In rats, giving the compound β‑GPA while their hindlimbs were unloaded helped keep the slow‑twitch soleus muscle from getting weaker and more fatigued, preserving its fiber type and mitochondrial content. The drug works by lowering ATP and phosphocreatine, which surprisingly kept key muscle‑maintenance signals active.
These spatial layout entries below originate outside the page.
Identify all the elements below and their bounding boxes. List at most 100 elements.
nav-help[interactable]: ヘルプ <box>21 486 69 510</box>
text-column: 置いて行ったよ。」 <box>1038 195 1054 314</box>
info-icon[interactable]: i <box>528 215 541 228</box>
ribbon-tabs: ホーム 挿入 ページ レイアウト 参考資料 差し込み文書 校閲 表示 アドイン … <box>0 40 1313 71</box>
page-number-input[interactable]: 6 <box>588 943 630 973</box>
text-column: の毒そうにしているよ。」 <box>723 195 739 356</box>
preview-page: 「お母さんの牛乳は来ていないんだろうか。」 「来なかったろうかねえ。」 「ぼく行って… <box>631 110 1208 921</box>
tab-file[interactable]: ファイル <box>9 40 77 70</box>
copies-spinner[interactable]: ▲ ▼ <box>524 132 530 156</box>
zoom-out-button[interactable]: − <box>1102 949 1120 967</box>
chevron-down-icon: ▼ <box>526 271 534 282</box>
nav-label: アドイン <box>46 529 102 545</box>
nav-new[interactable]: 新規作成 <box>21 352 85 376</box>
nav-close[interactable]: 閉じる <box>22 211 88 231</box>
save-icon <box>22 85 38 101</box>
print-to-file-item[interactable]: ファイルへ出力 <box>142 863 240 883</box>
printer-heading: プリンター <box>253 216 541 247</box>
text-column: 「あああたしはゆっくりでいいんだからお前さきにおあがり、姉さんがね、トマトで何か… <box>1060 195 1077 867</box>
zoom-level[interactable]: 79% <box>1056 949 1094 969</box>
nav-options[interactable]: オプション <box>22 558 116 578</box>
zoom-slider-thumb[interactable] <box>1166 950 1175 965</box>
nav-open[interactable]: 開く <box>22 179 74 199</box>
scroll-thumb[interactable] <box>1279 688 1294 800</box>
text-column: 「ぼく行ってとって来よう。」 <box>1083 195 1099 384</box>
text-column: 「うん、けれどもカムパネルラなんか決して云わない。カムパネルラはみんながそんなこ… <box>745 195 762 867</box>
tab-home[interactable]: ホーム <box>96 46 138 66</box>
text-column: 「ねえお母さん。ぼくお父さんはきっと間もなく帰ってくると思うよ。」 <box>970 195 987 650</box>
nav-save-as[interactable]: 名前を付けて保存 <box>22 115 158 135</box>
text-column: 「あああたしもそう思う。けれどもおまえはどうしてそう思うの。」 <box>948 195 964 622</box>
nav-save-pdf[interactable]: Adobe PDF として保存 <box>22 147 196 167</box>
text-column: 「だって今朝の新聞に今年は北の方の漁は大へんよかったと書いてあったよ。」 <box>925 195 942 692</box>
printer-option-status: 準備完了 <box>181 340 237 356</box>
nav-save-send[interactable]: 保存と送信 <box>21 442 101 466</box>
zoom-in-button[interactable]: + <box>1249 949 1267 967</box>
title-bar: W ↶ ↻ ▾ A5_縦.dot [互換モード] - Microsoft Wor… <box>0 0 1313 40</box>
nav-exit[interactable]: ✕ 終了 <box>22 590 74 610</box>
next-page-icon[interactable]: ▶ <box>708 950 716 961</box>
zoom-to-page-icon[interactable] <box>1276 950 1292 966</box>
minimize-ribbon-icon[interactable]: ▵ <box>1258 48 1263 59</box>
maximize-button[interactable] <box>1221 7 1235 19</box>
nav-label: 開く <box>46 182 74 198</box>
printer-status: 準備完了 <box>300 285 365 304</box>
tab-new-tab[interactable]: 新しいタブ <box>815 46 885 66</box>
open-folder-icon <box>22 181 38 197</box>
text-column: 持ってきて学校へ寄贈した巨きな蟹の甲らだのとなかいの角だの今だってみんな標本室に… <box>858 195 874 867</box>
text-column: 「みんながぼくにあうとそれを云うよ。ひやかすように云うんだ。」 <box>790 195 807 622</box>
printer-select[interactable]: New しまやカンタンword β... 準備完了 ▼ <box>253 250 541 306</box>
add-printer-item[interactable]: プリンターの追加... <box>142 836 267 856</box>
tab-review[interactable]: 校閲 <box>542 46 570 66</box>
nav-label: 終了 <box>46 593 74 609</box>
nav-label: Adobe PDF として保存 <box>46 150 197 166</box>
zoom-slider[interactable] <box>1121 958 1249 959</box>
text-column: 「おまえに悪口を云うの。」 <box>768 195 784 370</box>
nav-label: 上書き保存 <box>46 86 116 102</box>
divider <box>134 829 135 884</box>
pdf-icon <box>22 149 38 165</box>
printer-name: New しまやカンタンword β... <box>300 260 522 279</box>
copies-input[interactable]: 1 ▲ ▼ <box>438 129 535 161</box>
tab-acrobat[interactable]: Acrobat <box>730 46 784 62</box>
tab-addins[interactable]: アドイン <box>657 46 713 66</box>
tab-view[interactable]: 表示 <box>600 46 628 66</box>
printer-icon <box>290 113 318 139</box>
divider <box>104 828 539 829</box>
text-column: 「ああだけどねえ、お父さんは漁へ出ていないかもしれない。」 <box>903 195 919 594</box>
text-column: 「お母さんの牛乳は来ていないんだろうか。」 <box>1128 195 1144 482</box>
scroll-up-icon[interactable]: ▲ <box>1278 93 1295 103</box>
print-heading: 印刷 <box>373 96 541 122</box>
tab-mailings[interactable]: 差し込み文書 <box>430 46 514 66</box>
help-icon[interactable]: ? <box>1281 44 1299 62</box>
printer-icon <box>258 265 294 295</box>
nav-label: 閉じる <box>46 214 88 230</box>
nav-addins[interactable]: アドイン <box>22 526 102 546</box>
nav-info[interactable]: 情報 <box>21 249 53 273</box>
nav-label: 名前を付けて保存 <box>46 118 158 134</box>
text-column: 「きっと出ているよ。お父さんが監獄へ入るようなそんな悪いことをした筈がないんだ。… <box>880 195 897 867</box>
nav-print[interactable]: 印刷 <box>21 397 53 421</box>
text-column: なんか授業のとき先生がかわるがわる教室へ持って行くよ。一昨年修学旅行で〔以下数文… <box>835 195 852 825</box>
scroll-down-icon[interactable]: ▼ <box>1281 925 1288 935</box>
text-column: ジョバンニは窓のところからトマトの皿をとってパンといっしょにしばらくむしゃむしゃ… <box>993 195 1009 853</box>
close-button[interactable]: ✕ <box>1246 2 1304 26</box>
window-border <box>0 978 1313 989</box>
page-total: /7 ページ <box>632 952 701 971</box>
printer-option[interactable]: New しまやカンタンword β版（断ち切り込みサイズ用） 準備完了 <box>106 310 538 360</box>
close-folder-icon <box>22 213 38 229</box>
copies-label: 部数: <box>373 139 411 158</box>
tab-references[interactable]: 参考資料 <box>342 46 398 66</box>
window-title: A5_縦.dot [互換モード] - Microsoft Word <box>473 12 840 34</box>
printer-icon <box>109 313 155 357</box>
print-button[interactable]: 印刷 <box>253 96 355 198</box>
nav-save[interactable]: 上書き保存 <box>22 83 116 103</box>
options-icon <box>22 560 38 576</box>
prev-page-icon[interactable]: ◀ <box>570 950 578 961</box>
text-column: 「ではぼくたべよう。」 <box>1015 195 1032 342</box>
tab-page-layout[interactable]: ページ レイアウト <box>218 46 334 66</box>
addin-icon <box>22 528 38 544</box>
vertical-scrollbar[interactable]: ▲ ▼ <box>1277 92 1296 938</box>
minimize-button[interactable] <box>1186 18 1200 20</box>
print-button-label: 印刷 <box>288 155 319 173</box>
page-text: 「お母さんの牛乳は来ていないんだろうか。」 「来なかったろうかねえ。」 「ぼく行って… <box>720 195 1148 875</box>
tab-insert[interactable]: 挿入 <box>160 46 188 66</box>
Unloading of slow-twitch muscles results in increased muscle fatigue and the mechanisms of this effect are poorly studied. We aimed to analyze the role of high-energy phosphates accumulation during the first week of rat hindlimb suspension plays in a fiber-type phenotype shift towards fast-type fatigable muscle fibers. Male Wistar rats were divided into 3 groups (n = 8): C - vivarium control; 7HS - 7-day hindlimb suspension; 7HB - 7-day hindlimb suspension with intraperitoneal injection of beta-guanidine propionic acid (β-GPA, 400 mg/kg b w). β-GPA is a competitive inhibitor of creatine kinase and it reduces concentrations of ATP and phosphocreatine. In the 7HB group, β-GPA treatment protected a slow-type signaling network in an unloaded soleus muscle, including MOTS-C, AMPK, PGC1 α and micro-RNA-499. These signaling effects resulted in a preserved soleus muscle fatigue resistance, slow-type muscle fibers percentage and mitochondrial DNA copy number under muscle unloading.